Pierwsza z nich pokazała, że czasze spłaszczają dynamikę- w „Introitus” ataki smyczków nie miały siły, były tylko trochę głośniejsze niż gdy system jest pozbawiony gongów. Poza tym wszystkie sekcje- skrzypiec, altówek, fagotów, rogów czy puzonów miały zbliżoną barwę i to do tego stopnia, że wydawały się być „sklejone” (drugi raz używam to określenie). Wszystkie podejrzenia zaczynały się potwierdzać… Płyta tria Los Otros jest ideałem by sprawdzać naturalność barw instrumentów i klaśnięć dłoni w utworze „Canarios”. Klaśnięcie w żaden sposób i w żadnej przestrzeni akustycznej nie mogłoby tak zabrzmieć jak przy udziale rezonatorów. W następnym utworze melodię prowadzi trójkąt koncertowy przy wtórze gitary barokowej. Ani trójkąt, ani gitara nie brzmiały jak ja je pamiętam z koncertów. Na koniec- duet skrzypiec i fortepianu Steinwaya z płyty „Scenes de la Csarda”. Skrzypce i fortepian mogłyby tak brzmieć- ciepło i łagodnie, gdyby nie pewien fakt, a mianowicie- pianista słyszalnie ściąga nogę z pedału, jednak my słyszeliśmy jeszcze przez jakiś czas dźwięki wybrzmiewającego instrumentu (bez rezonatorów dźwięk gasł bardzo szybko). No i co teraz- kupić, nie kupić ten ciekawy obiekt firmy Highend-Novum?

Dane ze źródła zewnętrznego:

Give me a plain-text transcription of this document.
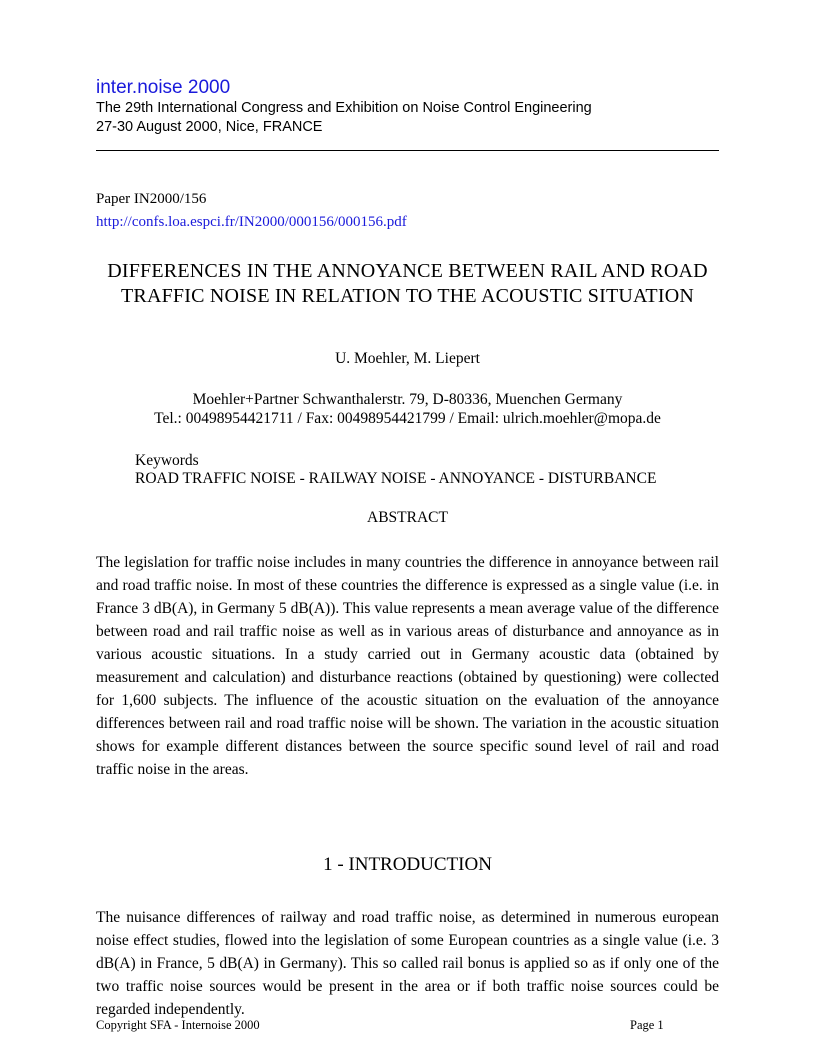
inter.noise 2000
The 29th International Congress and Exhibition on Noise Control Engineering
27-30 August 2000, Nice, FRANCE
Paper IN2000/156
http://confs.loa.espci.fr/IN2000/000156/000156.pdf
DIFFERENCES IN THE ANNOYANCE BETWEEN RAIL AND ROAD TRAFFIC NOISE IN RELATION TO THE ACOUSTIC SITUATION
U. Moehler, M. Liepert
Moehler+Partner Schwanthalerstr. 79, D-80336, Muenchen Germany
Tel.: 00498954421711 / Fax: 00498954421799 / Email: ulrich.moehler@mopa.de
Keywords
ROAD TRAFFIC NOISE - RAILWAY NOISE - ANNOYANCE - DISTURBANCE
ABSTRACT
The legislation for traffic noise includes in many countries the difference in annoyance between rail and road traffic noise. In most of these countries the difference is expressed as a single value (i.e. in France 3 dB(A), in Germany 5 dB(A)). This value represents a mean average value of the difference between road and rail traffic noise as well as in various areas of disturbance and annoyance as in various acoustic situations. In a study carried out in Germany acoustic data (obtained by measurement and calculation) and disturbance reactions (obtained by questioning) were collected for 1,600 subjects. The influence of the acoustic situation on the evaluation of the annoyance differences between rail and road traffic noise will be shown. The variation in the acoustic situation shows for example different distances between the source specific sound level of rail and road traffic noise in the areas.
1 - INTRODUCTION
The nuisance differences of railway and road traffic noise, as determined in numerous european noise effect studies, flowed into the legislation of some European countries as a single value (i.e. 3 dB(A) in France, 5 dB(A) in Germany). This so called rail bonus is applied so as if only one of the two traffic noise sources would be present in the area or if both traffic noise sources could be regarded independently.
Copyright SFA - Internoise 2000	Page 1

Mi się wydaje, że Ci audiofile, którzy mają pokój przygotowany akustycznie w sposób profesjonalny, albo we własnym zakresie udatnie, powinni porzucić ewentualny zamiar stosowania rezonatorów. Niektórzy muszą dzielić przeznaczenie pokoju, albo pomieszczenie jest trudne do adaptacji, albo nie są zadowoleni z „dźwięku” mimo włożonego wysiłku… Tym proponuję- posłuchajcie co Wam da PMR. Są też melomani, którzy preferują muzykę nie akustyczną i im też radzę posłuchać!